Maybe McCain had something when he called for firing Cox. Here’s a guy who’s been on the side of the investment banks since his days as a Congressman. Again quoting Labaton, “Under Mr. Cox, the commission responded to complaints by some businesses by making it more difficult for the enforcement staff to investigate and bring cases against companies. The commission has repeatedly reversed or reduced proposed settlements that companies had tentatively agreed upon. While the number of enforcement cases has risen, the number of cases involving significant players or large amounts of money has declined.

Mr. Cox dismantled a risk management office created by Mr. Donaldson that was assigned to watch for future problems. While other financial regulatory agencies criticized a blueprint by Mr. Paulson, the Treasury secretary, that proposed to reduce their stature — and that of the S.E.C. — Mr. Cox did not challenge the plan, leaving it to three former Democratic and Republican commission chairmen to complain that the blueprint would neuter the agency.”

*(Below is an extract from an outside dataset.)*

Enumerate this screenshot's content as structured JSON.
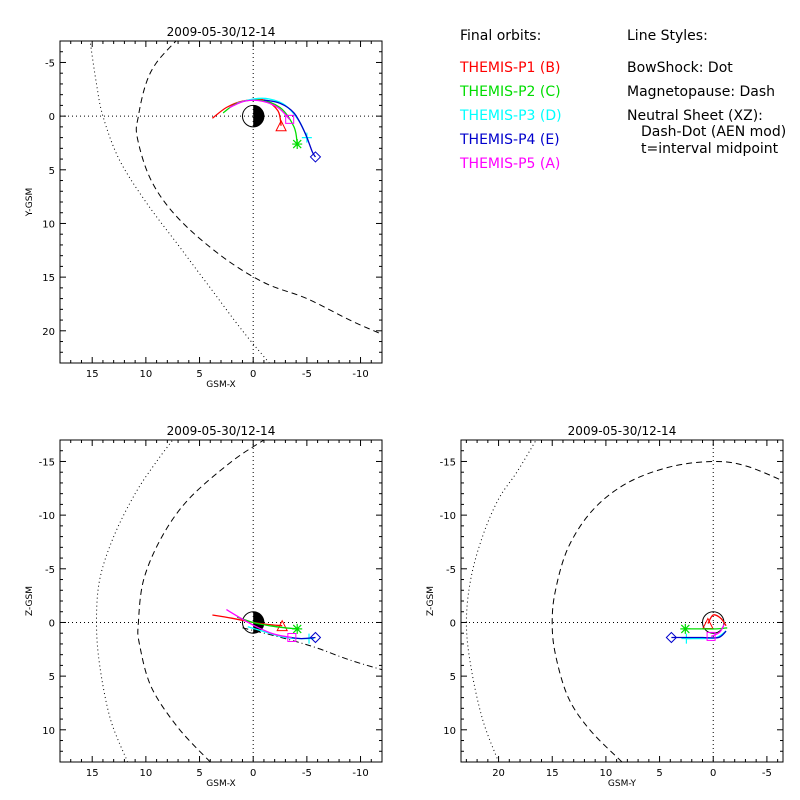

I'm sure similar tales of an abandonment of one's responsibilities by our leaders and their appointees will surface.

1 comment:

Anonymous said...

The Bush administration has deliberately allowed these agencies to deteriorate over the last eight years, creating deregulation possibly unsurpassed in this nation's history. It's not an injection of socialism that's the problem in the US, it's those at the top prepared to abuse it.